Before looking at the impact of the decision on policyholders, let us understand just what led to this proposal being flagged off in the first place. It goes like this: Each year the non-life industry, which includes Health Insurance, pays around Rs 6,000 Cr. by way of claims to the healthcare sector (read hospitals, nursing homes, etc). And over half of these payments made are by way of cashless settlement. This in turn makes tax on the ‘Cashless Service’ high revenue generator for the Government of India.
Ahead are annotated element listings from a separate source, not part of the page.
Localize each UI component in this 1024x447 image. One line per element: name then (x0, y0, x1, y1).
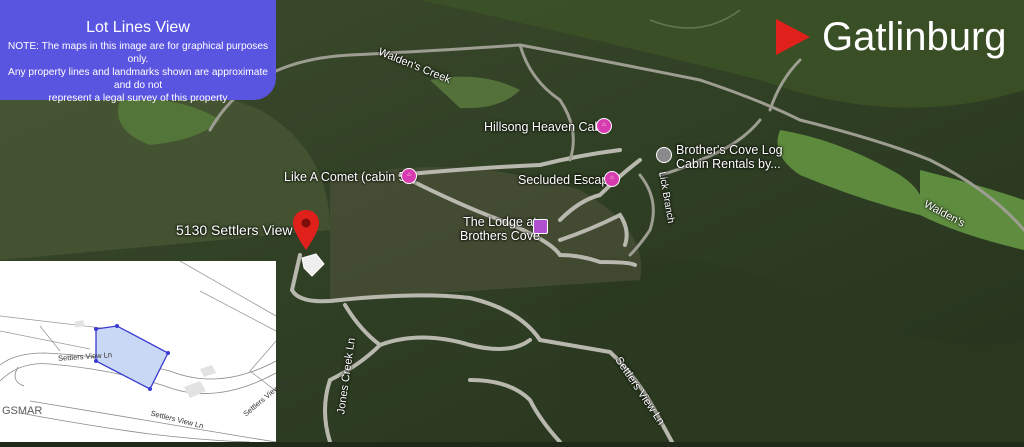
info-note-line: represent a legal survey of this propert… (48, 93, 228, 104)
lodging-pin-icon[interactable]: ⌂ (604, 171, 620, 187)
info-title: Lot Lines View (86, 19, 190, 36)
info-note-line: Any property lines and landmarks shown a… (8, 67, 268, 91)
play-arrow-icon (776, 19, 810, 55)
destination-label: Gatlinburg (822, 15, 1007, 59)
lodging-pin-icon[interactable]: ⌂ (596, 118, 612, 134)
lodge-icon[interactable] (533, 219, 548, 234)
place-label-line: Brother's Cove Log (676, 143, 783, 157)
lodging-pin-icon[interactable]: ⌂ (401, 168, 417, 184)
place-label-line: Cabin Rentals by... (676, 157, 781, 171)
destination-marker: Gatlinburg (776, 14, 1007, 60)
place-label-line: Brothers Cove (460, 229, 540, 243)
place-label-line: The Lodge at (463, 215, 537, 229)
info-note: NOTE: The maps in this image are for gra… (0, 40, 276, 105)
property-pin-icon[interactable] (292, 210, 320, 250)
place-label-lodge: The Lodge at Brothers Cove (460, 215, 540, 243)
property-lot-outline (301, 253, 325, 277)
place-label-secluded: Secluded Escape (518, 173, 616, 187)
location-pin-icon[interactable] (656, 147, 672, 163)
place-label-comet: Like A Comet (cabin 51) (284, 170, 417, 184)
info-box: Lot Lines View NOTE: The maps in this im… (0, 0, 276, 104)
mls-watermark: GSMAR (2, 405, 43, 417)
info-note-line: NOTE: The maps in this image are for gra… (7, 41, 269, 65)
place-label-brothers-cove: Brother's Cove Log Cabin Rentals by... (676, 143, 783, 171)
place-label-hillsong: Hillsong Heaven Cabin (484, 120, 612, 134)
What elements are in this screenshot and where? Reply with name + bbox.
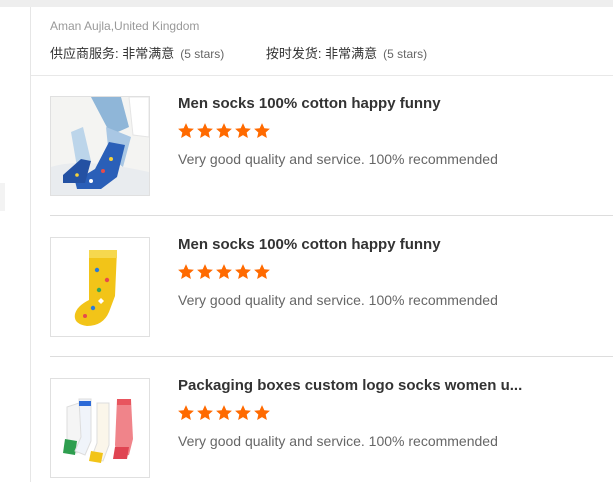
star-icon xyxy=(235,123,251,138)
star-icon xyxy=(178,123,194,138)
rating-label: 按时发货: 非常满意 xyxy=(265,46,378,61)
rating-stars-note: (5 stars) xyxy=(180,47,225,61)
left-scroll-nub xyxy=(0,183,5,211)
product-rating-stars xyxy=(177,122,272,142)
star-icon xyxy=(235,264,251,279)
header-divider xyxy=(31,75,613,76)
left-gutter xyxy=(0,7,30,482)
star-icon xyxy=(197,405,213,420)
star-icon xyxy=(197,264,213,279)
review-comment: Very good quality and service. 100% reco… xyxy=(178,433,498,449)
reviewer-name: Aman Aujla,United Kingdom xyxy=(50,19,200,33)
star-icon xyxy=(216,405,232,420)
product-image-socks-on-model[interactable] xyxy=(50,96,150,196)
product-rating-stars xyxy=(177,263,272,283)
rating-stars-note: (5 stars) xyxy=(383,47,428,61)
star-icon xyxy=(216,123,232,138)
top-bar xyxy=(0,0,613,7)
rating-on-time-delivery: 按时发货: 非常满意 (5 stars) xyxy=(266,43,427,62)
product-image-yellow-sock[interactable] xyxy=(50,237,150,337)
rating-label: 供应商服务: 非常满意 xyxy=(50,46,175,61)
star-icon xyxy=(216,264,232,279)
product-title[interactable]: Men socks 100% cotton happy funny xyxy=(178,236,441,253)
item-divider xyxy=(50,356,613,357)
star-icon xyxy=(178,405,194,420)
star-icon xyxy=(254,123,270,138)
product-title[interactable]: Packaging boxes custom logo socks women … xyxy=(178,377,522,394)
review-comment: Very good quality and service. 100% reco… xyxy=(178,292,498,308)
product-title[interactable]: Men socks 100% cotton happy funny xyxy=(178,95,441,112)
product-review-item: Packaging boxes custom logo socks women … xyxy=(50,377,613,478)
star-icon xyxy=(254,405,270,420)
star-icon xyxy=(235,405,251,420)
star-icon xyxy=(178,264,194,279)
product-image-socks-set[interactable] xyxy=(50,378,150,478)
rating-supplier-service: 供应商服务: 非常满意 (5 stars) xyxy=(50,43,224,62)
review-comment: Very good quality and service. 100% reco… xyxy=(178,151,498,167)
star-icon xyxy=(254,264,270,279)
supplier-ratings: 供应商服务: 非常满意 (5 stars) 按时发货: 非常满意 (5 stars) xyxy=(50,43,427,62)
star-icon xyxy=(197,123,213,138)
item-divider xyxy=(50,215,613,216)
product-rating-stars xyxy=(177,404,272,424)
left-border xyxy=(30,7,31,482)
product-review-item: Men socks 100% cotton happy funny Very g… xyxy=(50,95,613,196)
product-review-item: Men socks 100% cotton happy funny Very g… xyxy=(50,236,613,337)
Now that you know what led to the decision, let’s understand how the decision indirectly impacts you, the policyholder, and makes a further dent in your pocket.

The impact:

The Bill clearly says that the hospital will have to pay the service tax. But actually this tax burden will clearly pass on to the patients because if the hospital pays the service tax for treating any patient, it will have to add 10.3 per cent tax separately to the patient's bill. And if the patient has a health insurance policy, it would mean that the insurance company that pays the hospital by way of cashless settlement would have to shell out 10.3 % more, as the hospital bill would shore up by 10.3 %. And the insurance company, in order to be able to bear this service tax burden, would charge a higher premium to the customers to make up for the amount of this tax. Hence, in short, this service tax burden clearly falls onto the policy holders’ lap. Without even being hospitalized, policyholders will have to pay a higher premium. And if they were to be hospitalized, their bills will get inflated by 10 per cent to accommodate the service tax.
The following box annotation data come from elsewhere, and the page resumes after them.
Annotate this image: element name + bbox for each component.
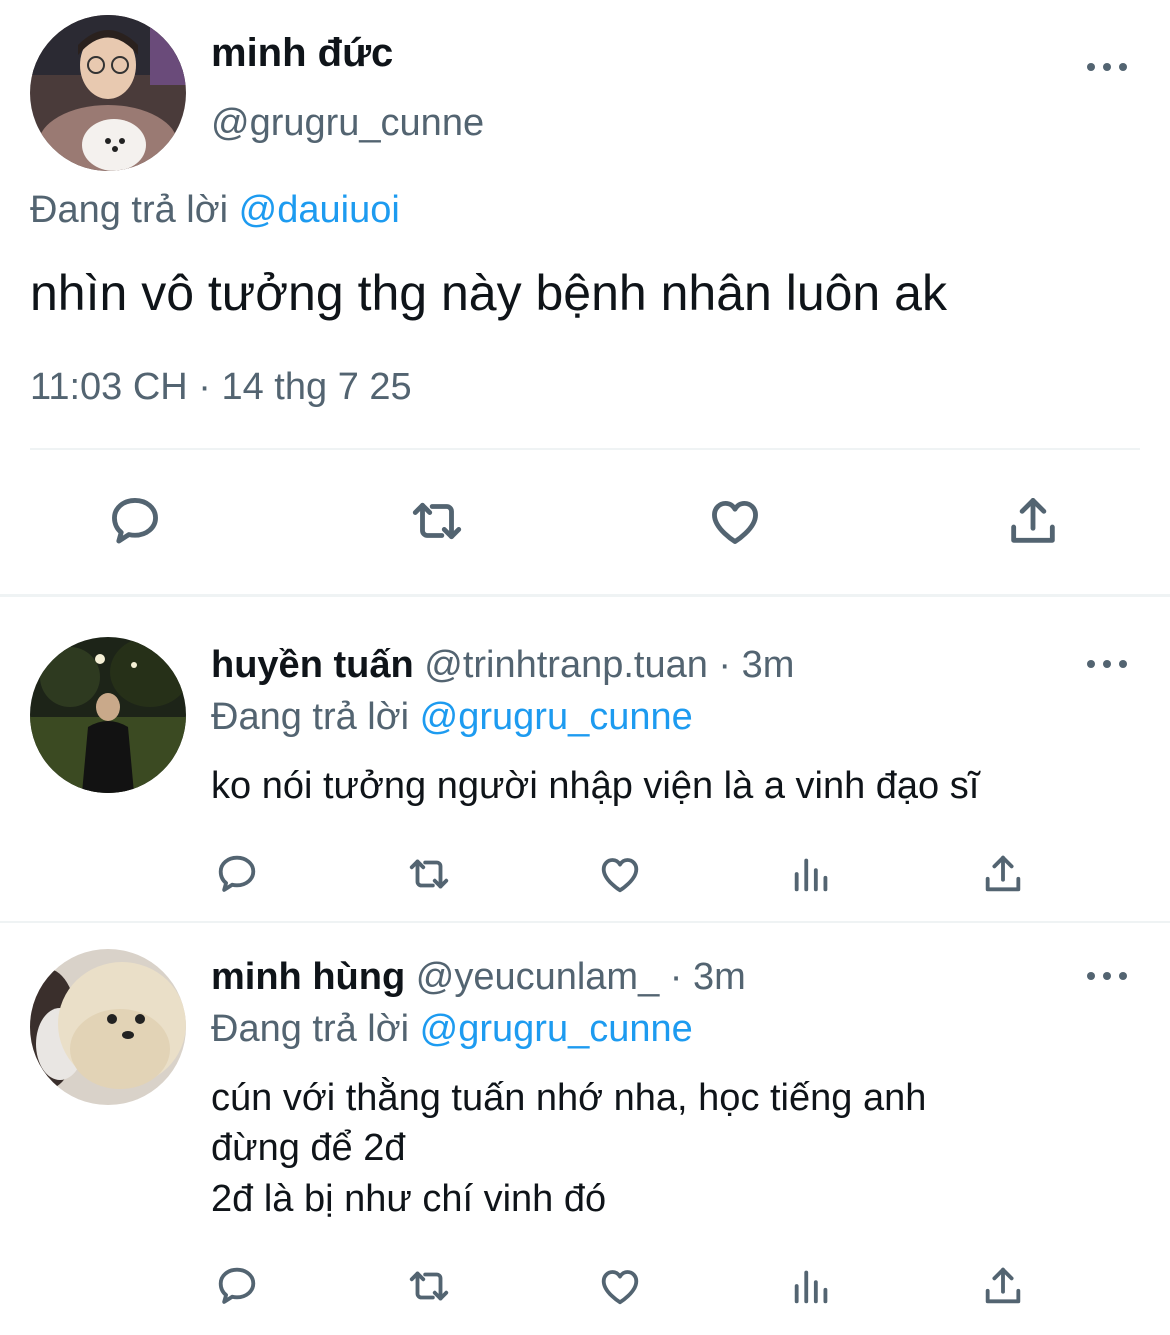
tweet-text: nhìn vô tưởng thg này bệnh nhân luôn ak [30,265,947,321]
avatar[interactable] [30,637,186,793]
heart-icon[interactable] [706,492,764,550]
avatar[interactable] [30,15,186,171]
author-name[interactable]: minh hùng [211,956,405,998]
tweet-timestamp[interactable]: 11:03 CH · 14 thg 7 25 [30,362,412,412]
replying-to-line: Đang trả lời @dauiuoi [30,185,400,235]
bar-chart-icon[interactable] [789,1263,835,1309]
avatar[interactable] [30,949,186,1105]
author-handle[interactable]: @grugru_cunne [211,98,484,148]
reply-text-line: đừng để 2đ [211,1127,406,1169]
heart-icon[interactable] [597,851,643,897]
speech-bubble-icon[interactable] [214,1263,260,1309]
section-divider [0,594,1170,597]
reply-text-line: cún với thằng tuấn nhớ nha, học tiếng an… [211,1077,927,1119]
author-name[interactable]: huyền tuấn [211,644,414,686]
more-dots-icon[interactable] [1087,657,1127,671]
share-upload-icon[interactable] [1004,492,1062,550]
replying-prefix: Đang trả lời [211,1008,410,1050]
author-handle-time[interactable]: @yeucunlam_ · 3m [416,956,746,998]
reply-text-line: ko nói tưởng người nhập viện là a vinh đ… [211,765,980,807]
share-upload-icon[interactable] [980,1263,1026,1309]
retweet-icon[interactable] [404,492,470,550]
bar-chart-icon[interactable] [789,851,835,897]
heart-icon[interactable] [597,1263,643,1309]
reply-text-line: 2đ là bị như chí vinh đó [211,1178,607,1220]
replying-to-link[interactable]: @grugru_cunne [420,1008,693,1050]
share-upload-icon[interactable] [980,851,1026,897]
replying-to-link[interactable]: @grugru_cunne [420,696,693,738]
retweet-icon[interactable] [402,1263,456,1309]
author-handle-time[interactable]: @trinhtranp.tuan · 3m [424,644,794,686]
more-dots-icon[interactable] [1087,60,1127,74]
section-divider [0,921,1170,923]
retweet-icon[interactable] [402,851,456,897]
speech-bubble-icon[interactable] [106,492,164,550]
reply-header: minh hùng @yeucunlam_ · 3m [211,952,746,1002]
speech-bubble-icon[interactable] [214,851,260,897]
replying-prefix: Đang trả lời [30,189,229,231]
reply-header: huyền tuấn @trinhtranp.tuan · 3m [211,640,794,690]
replying-to-link[interactable]: @dauiuoi [239,189,400,231]
replying-to-line: Đang trả lời @grugru_cunne [211,1004,693,1054]
replying-to-line: Đang trả lời @grugru_cunne [211,692,693,742]
replying-prefix: Đang trả lời [211,696,410,738]
author-name[interactable]: minh đức [211,28,393,78]
more-dots-icon[interactable] [1087,969,1127,983]
divider [30,448,1140,450]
This means that henceforth, you will have to pay service tax on all expenses related to health services under health insurance schemes offered by insurance companies settled through the Cashless process. Health check-up provided by hospitals or medical establishments for corporate employees will also come under the umbrella of service tax. But as per Budget 2010, the tax on these health services would be payable only if the payment for health expenses is made through the cashless service, that is, directly by insurance company to the hospital.

All in all, with the government deciding to impose service tax on the cashless service, health insurance costs are definitely set to soar, and at such times what matters most to a customer is quality healthcare, which if present, may offset the cost.